В лавках и киосках – сувенирные пробки, украшенные карикатурными головами президента де Голля. Это не укладывалось в сознании. Шаржи в «Канар аншене», мельком виденные в киосках, рядом с преступно запретными у нас эротическими обложками – еще куда ни шло. Но пробки! И уж совсем неожиданными были нередко встречавшиеся прямо на стенах объявления о найме. Как-то не вязалось это с легендами о безработице! И экспансия удивительных мелочей в сознание – сколько их было: автоматически раздвигающиеся двери в аэропорту, автоматы, в которых на выбор можно было купить кофе с сахаром и без, черный и с молоком, чай, шоколад, кока-колу, бульон (у нас о таком и не слыхивали тогда!)! А привычка водителей пропускать пешеходов и специальные, только пешеходам предназначенные светофоры, непременное «merci» официанта, даже забирающего грязную тарелку!

Первое утро в Париже началось, естественно, с консульства, куда Михаил Иванович, как иностранный подданный, эмигрант и, стало быть, потенциальный провокатор, допущен не был. Он ждал в автобусе, почему-то несколько оскорбленный и надутый. Вообще, он оказался человеком мучительно обидчивым, постоянно напоминал, что окончил школу при Лувре, а во время поездки по Провансу страшно негодовал, что вынужден обедать за одним столиком с шофером. (А выхода не было – по правилам иностранцы от нас столовались отдельно.) Неподалеку от консульства – памятник Дюма с фигурой д’Артаньяна у подножия. Но в самом учреждении – ничего мушкетерского, отечественное пещерное хамство, о котором я на удивление быстро уже как-то и забыл. Там советский чиновник с худым толстоносым лицом тупо повторял в телефон с неописуемым акцентом: «Кель виза, кель виза, мадам?» А потом еще один чиновник, наряженный во французский, разумеется, костюм, прочел подробный докладец о политической ситуации, о франко-советских отношениях и объяснил, что интересоваться магазинами нам не пристало (с нашими-то франками!) и много другого, важного и принципиального.
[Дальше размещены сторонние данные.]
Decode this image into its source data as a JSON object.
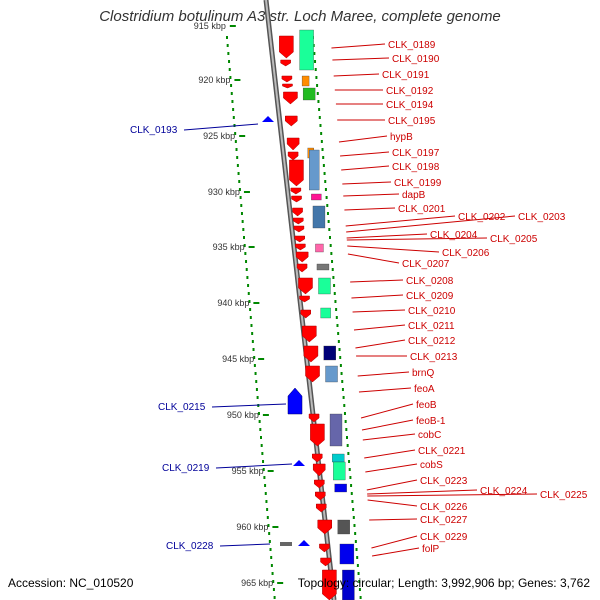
{
  "title": "Clostridium botulinum A3 str. Loch Maree, complete genome",
  "accession": "Accession: NC_010520",
  "topology": "Topology: circular; Length: 3,992,906 bp; Genes: 3,762",
  "colors": {
    "forward_arrow": "#ff0000",
    "reverse_arrow": "#0000ff",
    "right_label": "#cc0000",
    "left_label": "#000099",
    "backbone": "#888888",
    "ruler_dot": "#008800"
  },
  "ruler_labels": [
    {
      "kbp": 915,
      "text": "915 kbp"
    },
    {
      "kbp": 920,
      "text": "920 kbp"
    },
    {
      "kbp": 925,
      "text": "925 kbp"
    },
    {
      "kbp": 930,
      "text": "930 kbp"
    },
    {
      "kbp": 935,
      "text": "935 kbp"
    },
    {
      "kbp": 940,
      "text": "940 kbp"
    },
    {
      "kbp": 945,
      "text": "945 kbp"
    },
    {
      "kbp": 950,
      "text": "950 kbp"
    },
    {
      "kbp": 955,
      "text": "955 kbp"
    },
    {
      "kbp": 960,
      "text": "960 kbp"
    },
    {
      "kbp": 965,
      "text": "965 kbp"
    }
  ],
  "right_genes": [
    "CLK_0189",
    "CLK_0190",
    "CLK_0191",
    "CLK_0192",
    "CLK_0194",
    "CLK_0195",
    "hypB",
    "CLK_0197",
    "CLK_0198",
    "CLK_0199",
    "dapB",
    "CLK_0201",
    "CLK_0202",
    "CLK_0203",
    "CLK_0204",
    "CLK_0205",
    "CLK_0206",
    "CLK_0207",
    "CLK_0208",
    "CLK_0209",
    "CLK_0210",
    "CLK_0211",
    "CLK_0212",
    "CLK_0213",
    "brnQ",
    "feoA",
    "feoB",
    "feoB-1",
    "cobC",
    "CLK_0221",
    "cobS",
    "CLK_0223",
    "CLK_0224",
    "CLK_0225",
    "CLK_0226",
    "CLK_0227",
    "CLK_0229",
    "folP"
  ],
  "left_genes": [
    "CLK_0193",
    "CLK_0215",
    "CLK_0219",
    "CLK_0228"
  ]
}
Заряженных родным духом, нас повезли уже в тот хрестоматийный Париж, которого мы чуть отведали вчера. Припудренные жарой Конкорд, Нотр-Дам, царственно взлетающий к облакам купол собора Инвалидов, Триумфальная арка – все нереально, словно декорации: «Не может быть, Париж?..» Что толку писать об этом, многие уже пережили это по-своему, только вот все время мучила меня мысль: не будет больше никогда моего, выдуманного Парижа.

Так было и в Маре. Королевская площадь, маленькая, облупленная, усталая от старости, необихоженности и явно нищих реставрационных работ, которые то ли шли, то ли нет – леса были пыльными и пустыми, – сохраняла горделивость дряхлеющей аристократки, все было ей нипочем, даже загаженный собаками сквер. Все же кое-где благородные аккорды тускло-алого кирпича, пепельно-белой штукатурки и «графитных» высоких крыш напоминали, какой она была во времена мушкетеров и кардинала Ришелье. Под аркадами продавалась всякая всячина, в том числе и очень дорогая, вроде антикварных оловянных солдатиков. А звон шпаг – он звучал еще эхом под сводами, вероятно, только для меня.

А рядом там обыкновенный английский папа что-то объяснял своему сыну-отроку, заглядывая в путеводитель. Holidays, каникулы в Париже, – почему бы и нет? Для англичанина, человека из свободной страны, поездка в Париж, как для нас – в Москву из Ленинграда. И то, что для столь многих людей заграница была обыденностью, вызывало тягостную, темную зависть, растерянность.

У наших же туристов – поднадзорность, стыдная нищета. Я хоть иногда позволял себе выпить воды или кофе, а они истерически экономили франки и в результате привозили что-то бредовое, вроде мохера. Ходили пешком, а я упрямо ездил на метро и автобусе, и это, кстати сказать, экономило силы и давало ощущение реальной жизни, а не туристских запрограммированных радостей.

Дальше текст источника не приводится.